Every day there’s a new spiral to lose myself down, like Alice and her rabbit hole.


I keep thinking I might like to hang out with Thoreau at Walden Pond, unplugged, uncomplicated, just being. But then I remember that I don’t really enjoy the outdoors. Plus, I was a little put off by the idea of Walden Pond when Z and I drove by it two summers ago and there was a big illuminated marquis on the road pointing towards it and flashing “WALDEN POND” as if we were being encouraged to attend a church chili supper. Maybe it was a temporary thing due to summer road construction—I like to think it was anyhow—but the bottom line is, as much as I despise it, I am more a child of electrified signage than I am a child a nature. My idea of spending an afternoon in Thoreau’s old haunt would have been a slow drive-thru with Z in our air-conditioned rental car. Maybe parking under a tree and regarding nature through the windshield, where it’s less likely to make me sneeze. I would have looked at what’s left of it and felt nostalgia for Thoreau’s past and genuine remorse that the natural places on the planet are disappearing at an alarming rate. And then I would have urged Z to drive us back to our hotel where the wi-fi was running quick and strong.


So clearly, persuading Z to live a life of simplicity with me in a tiny cabin in the Pacific Northwest outback (wherever that is—Forks, I think), is not the cure for what ails me.


When we were in Vancouver in January, I fell in love with this weather vane of a man riding a horse backward, reading a book. (I feel certain it is some literary reference I should get, but all Google searches provide me with links on how to ride a horse backward and why I should pedal backward on an elliptical trainer, neither of which seem like a skill I need to develop right now.) The man is so intent on the page, he seems not at all bothered that he is on a horse heading in the wrong direction.

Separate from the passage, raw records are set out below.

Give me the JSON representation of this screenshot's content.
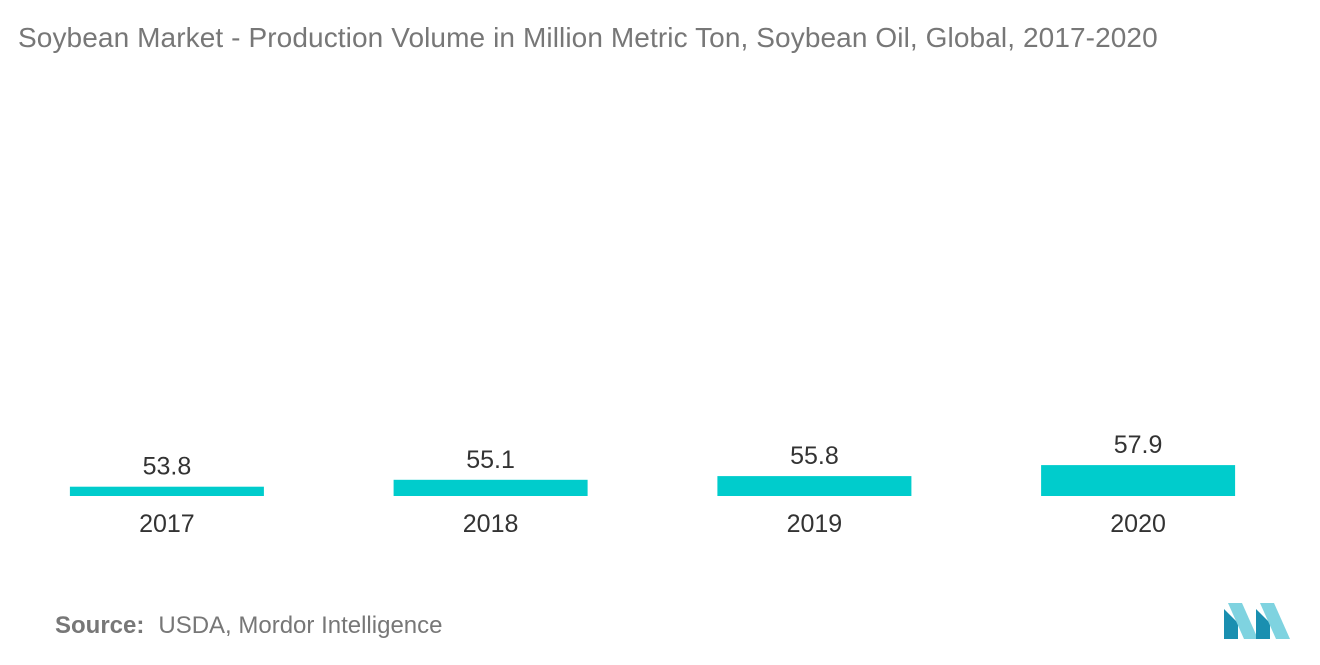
{
  "title": "Soybean Market - Production Volume in Million Metric Ton, Soybean Oil, Global, 2017-2020",
  "source": {
    "label": "Source:",
    "text": "USDA, Mordor Intelligence"
  },
  "colors": {
    "bar": "#00CCCC",
    "text": "#333333",
    "muted": "#777777",
    "logo_light": "#7FD3E0",
    "logo_dark": "#1A8FB0"
  },
  "logo_icon": "mordor-intelligence-logo-icon",
  "chart_data": {
    "type": "bar",
    "categories": [
      "2017",
      "2018",
      "2019",
      "2020"
    ],
    "values": [
      53.8,
      55.1,
      55.8,
      57.9
    ],
    "data_labels": [
      "53.8",
      "55.1",
      "55.8",
      "57.9"
    ],
    "title": "Soybean Market - Production Volume in Million Metric Ton, Soybean Oil, Global, 2017-2020",
    "xlabel": "",
    "ylabel": "",
    "grid": false,
    "legend": "none"
  }
}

At any rate, this is how I want to write: just doing it, even if I’m lumbering along backward on a half-lame horse whose mildew-encrusted saddle is all I could buy with the money in my “travel expenses” envelope. I want this kind of focus. I want the distractions to be no more bothersome than the fruit flies currently residing in our kitchen, easily swatted and cursed at before we go back to our original activity.